I desperately need help regarding ML/NN models that would be appropriate for binary input data..
So, I have an image dataset in which [R,G,B]
values can only take binary values (that is 0 and 1). For example, a pixel value can be [0, 1, 1]
, or [1, 0, 0]
, or [0, 0, 0]
, or [.., .., ..]
etc. Essentially, this makes an image to consist of only of the following colors : true red, true green, true blue, true grey, true yellow, true magenta, true black, and true white. What is more, I would like to perform binary classification for this dataset.

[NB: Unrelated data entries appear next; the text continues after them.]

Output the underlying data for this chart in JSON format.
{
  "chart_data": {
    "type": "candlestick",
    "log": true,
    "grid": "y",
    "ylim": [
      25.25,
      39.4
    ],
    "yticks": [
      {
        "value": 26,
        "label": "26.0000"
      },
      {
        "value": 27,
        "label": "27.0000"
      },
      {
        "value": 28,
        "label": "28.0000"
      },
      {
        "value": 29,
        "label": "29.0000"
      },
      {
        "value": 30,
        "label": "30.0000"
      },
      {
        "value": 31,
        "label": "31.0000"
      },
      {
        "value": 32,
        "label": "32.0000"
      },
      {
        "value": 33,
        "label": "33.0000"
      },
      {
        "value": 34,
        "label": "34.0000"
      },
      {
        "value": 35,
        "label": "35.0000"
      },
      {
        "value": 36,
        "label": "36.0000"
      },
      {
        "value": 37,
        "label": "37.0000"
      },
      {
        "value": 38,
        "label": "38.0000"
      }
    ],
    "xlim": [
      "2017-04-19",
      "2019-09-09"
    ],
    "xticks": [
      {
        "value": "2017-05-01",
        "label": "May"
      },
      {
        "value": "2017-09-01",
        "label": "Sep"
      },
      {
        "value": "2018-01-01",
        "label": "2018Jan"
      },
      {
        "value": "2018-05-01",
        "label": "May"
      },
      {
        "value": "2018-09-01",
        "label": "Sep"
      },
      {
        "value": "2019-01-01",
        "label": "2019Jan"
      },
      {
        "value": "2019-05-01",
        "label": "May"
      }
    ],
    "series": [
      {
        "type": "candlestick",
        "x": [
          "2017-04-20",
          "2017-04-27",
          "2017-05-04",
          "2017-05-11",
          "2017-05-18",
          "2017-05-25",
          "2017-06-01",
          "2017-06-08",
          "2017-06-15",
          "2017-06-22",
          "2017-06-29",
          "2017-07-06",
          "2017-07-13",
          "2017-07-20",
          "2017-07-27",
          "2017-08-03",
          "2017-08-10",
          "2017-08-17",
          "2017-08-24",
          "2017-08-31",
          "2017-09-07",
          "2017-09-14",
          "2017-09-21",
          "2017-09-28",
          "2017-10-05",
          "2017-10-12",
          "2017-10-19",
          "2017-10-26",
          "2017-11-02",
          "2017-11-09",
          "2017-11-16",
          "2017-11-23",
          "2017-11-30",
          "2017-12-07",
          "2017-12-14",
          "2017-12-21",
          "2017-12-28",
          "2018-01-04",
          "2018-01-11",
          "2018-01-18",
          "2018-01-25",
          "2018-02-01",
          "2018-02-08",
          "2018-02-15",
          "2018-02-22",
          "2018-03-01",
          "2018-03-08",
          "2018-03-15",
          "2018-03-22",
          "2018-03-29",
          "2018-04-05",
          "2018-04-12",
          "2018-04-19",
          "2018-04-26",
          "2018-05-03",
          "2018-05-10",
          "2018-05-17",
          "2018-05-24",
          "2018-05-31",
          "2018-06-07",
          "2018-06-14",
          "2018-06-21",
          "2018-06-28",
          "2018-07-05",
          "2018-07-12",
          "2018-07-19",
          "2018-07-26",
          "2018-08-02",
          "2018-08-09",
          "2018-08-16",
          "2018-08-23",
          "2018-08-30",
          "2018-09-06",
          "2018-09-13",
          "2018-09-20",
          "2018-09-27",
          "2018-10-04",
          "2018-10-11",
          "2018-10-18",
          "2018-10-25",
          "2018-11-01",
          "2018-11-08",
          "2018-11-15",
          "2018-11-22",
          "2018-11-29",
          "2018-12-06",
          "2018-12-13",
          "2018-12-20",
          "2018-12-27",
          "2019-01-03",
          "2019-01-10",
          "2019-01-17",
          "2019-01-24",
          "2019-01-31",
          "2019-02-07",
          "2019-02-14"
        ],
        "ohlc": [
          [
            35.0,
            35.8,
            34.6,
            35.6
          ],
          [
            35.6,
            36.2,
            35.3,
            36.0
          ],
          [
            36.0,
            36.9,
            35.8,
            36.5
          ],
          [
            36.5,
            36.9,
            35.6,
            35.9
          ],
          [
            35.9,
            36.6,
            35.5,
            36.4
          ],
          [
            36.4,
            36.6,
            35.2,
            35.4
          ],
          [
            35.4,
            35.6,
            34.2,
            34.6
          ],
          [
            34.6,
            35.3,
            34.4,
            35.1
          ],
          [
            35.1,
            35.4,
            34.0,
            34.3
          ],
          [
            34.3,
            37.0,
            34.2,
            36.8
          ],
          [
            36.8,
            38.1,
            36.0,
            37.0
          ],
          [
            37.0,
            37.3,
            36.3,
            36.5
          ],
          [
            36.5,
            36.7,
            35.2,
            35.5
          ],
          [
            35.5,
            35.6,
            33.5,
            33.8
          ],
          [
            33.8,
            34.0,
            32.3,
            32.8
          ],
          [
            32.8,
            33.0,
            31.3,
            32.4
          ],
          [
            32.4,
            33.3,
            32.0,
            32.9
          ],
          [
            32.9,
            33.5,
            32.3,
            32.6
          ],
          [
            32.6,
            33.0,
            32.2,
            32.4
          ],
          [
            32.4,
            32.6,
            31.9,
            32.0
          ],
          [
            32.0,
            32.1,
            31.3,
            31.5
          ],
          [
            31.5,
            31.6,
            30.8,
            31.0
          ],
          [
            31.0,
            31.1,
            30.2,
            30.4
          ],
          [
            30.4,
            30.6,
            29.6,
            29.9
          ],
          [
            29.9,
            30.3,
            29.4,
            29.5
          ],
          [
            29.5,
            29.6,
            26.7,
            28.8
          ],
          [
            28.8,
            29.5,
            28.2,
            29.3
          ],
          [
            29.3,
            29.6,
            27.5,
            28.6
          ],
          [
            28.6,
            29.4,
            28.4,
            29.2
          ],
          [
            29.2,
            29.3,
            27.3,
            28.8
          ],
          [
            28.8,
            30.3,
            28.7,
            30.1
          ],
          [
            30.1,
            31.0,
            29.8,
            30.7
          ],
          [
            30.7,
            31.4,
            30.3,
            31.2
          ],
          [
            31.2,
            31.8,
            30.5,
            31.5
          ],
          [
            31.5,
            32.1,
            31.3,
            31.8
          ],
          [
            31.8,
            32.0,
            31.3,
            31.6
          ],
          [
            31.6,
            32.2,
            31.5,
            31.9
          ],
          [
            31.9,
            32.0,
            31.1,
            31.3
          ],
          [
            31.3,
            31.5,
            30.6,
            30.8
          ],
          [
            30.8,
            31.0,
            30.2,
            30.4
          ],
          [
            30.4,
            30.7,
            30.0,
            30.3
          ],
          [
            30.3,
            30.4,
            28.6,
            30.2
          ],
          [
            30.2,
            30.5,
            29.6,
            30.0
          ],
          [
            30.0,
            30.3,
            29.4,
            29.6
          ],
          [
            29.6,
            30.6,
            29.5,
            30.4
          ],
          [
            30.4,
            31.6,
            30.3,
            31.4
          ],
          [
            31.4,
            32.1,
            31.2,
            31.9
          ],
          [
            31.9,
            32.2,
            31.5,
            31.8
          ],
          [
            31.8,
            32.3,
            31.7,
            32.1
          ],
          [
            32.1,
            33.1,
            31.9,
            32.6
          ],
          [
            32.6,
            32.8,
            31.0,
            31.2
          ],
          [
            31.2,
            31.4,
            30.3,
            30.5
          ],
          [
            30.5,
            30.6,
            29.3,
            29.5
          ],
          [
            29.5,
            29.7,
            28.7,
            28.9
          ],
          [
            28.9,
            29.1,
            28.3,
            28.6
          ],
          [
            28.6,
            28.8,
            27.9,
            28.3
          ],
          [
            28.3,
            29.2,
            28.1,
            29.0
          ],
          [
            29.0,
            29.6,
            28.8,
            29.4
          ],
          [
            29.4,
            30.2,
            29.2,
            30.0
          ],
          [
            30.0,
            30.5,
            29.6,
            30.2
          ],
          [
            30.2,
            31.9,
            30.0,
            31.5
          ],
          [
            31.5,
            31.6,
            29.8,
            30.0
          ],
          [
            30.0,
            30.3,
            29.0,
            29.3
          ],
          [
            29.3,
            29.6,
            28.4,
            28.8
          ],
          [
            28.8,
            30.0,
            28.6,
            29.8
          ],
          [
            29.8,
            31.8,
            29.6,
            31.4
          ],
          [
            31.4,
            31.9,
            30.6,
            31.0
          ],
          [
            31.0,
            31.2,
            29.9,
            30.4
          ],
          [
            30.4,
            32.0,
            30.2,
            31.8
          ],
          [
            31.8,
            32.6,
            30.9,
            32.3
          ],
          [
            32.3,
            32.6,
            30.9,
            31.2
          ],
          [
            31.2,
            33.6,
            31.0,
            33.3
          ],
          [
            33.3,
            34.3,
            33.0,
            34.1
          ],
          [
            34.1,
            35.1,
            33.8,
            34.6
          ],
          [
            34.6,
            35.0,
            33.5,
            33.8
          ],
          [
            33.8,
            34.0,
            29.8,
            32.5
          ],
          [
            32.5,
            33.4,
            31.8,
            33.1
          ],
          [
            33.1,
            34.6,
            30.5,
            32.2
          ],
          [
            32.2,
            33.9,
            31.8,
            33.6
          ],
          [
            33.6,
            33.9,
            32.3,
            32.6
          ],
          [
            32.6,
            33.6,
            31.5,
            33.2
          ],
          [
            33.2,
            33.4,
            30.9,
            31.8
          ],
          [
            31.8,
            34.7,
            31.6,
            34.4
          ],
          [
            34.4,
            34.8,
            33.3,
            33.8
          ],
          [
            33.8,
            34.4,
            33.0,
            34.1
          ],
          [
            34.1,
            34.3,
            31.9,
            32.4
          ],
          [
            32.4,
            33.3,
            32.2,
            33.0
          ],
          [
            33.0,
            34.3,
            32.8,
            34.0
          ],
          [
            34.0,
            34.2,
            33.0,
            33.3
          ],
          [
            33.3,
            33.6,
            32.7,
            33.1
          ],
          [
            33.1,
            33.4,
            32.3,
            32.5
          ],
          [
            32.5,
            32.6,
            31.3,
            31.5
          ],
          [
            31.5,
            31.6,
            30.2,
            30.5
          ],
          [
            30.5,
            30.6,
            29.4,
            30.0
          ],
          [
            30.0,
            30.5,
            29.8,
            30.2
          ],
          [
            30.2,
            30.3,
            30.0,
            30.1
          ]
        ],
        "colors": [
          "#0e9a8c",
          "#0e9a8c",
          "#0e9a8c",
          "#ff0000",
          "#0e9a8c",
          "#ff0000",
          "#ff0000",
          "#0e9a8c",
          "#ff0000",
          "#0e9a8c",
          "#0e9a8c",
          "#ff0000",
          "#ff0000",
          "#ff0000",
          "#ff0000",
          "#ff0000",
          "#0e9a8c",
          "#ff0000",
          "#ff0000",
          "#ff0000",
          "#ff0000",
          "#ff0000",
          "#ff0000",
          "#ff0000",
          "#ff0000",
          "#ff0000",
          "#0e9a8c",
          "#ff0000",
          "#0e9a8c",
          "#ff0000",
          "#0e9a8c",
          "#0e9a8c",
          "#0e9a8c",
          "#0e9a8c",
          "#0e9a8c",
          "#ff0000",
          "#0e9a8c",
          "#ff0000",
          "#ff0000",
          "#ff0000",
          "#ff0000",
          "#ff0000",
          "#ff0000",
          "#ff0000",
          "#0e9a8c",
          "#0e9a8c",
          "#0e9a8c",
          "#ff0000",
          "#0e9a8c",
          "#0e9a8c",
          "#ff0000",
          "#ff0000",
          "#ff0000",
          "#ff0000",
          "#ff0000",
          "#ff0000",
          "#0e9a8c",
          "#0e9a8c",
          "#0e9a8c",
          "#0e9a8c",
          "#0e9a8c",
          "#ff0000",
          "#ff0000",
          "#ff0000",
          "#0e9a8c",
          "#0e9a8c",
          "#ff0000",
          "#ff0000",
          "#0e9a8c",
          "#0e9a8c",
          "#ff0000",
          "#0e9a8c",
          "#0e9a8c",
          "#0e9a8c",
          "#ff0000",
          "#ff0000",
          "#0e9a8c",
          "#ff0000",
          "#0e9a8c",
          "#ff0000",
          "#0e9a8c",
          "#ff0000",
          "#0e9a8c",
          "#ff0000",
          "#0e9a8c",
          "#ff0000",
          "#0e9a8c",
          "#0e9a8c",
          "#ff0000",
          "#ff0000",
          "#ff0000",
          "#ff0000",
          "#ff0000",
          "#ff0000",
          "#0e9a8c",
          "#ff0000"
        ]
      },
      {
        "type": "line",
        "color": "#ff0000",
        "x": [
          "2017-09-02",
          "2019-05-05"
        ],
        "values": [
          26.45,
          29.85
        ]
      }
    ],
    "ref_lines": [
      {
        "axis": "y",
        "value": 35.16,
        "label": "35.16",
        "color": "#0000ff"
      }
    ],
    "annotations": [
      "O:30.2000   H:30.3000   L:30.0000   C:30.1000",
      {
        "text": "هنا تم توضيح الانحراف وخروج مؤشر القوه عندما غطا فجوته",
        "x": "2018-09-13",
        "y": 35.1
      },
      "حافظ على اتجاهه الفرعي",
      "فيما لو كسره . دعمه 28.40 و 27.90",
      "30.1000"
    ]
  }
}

For example, this is an array of an image:
[[[1. 1. 1.]
[1. 1. 1.]
[1. 1. 1.]
...
...
[1. 0. 0.]
[1. 0. 0.]
[1. 0. 0.]]
[[1. 1. 1.]
[1. 1. 1.]
[1. 1. 1.]
...
[1. 0. 0.]
[1. 0. 0.]
[1. 0. 0.]]
...
[0. 0. 0.]
[0. 0. 0.]
[0. 0. 0.]]]
Which ML (say SVM) or DL model would be appropriate for such a task? I am not sure CNN would be an appropriate approach, even if I am dealing with images, as I doubt NN can work with binary input data. In fact, I performed a simple NN (not CNN) on them and all y
labels were predicted to be 0. However, I am not sure if my implementation was correct because I don't have much experience in the field (and maybe my NN was wrong). Please correct me if I am wrong. Does anybody have an idea of how I could make this could work?
I forgot to mention that these are 256x256 images and I think the end dataset will be quite large (>5000), in case that info is needed.
Please help!! Thank you so much in advance!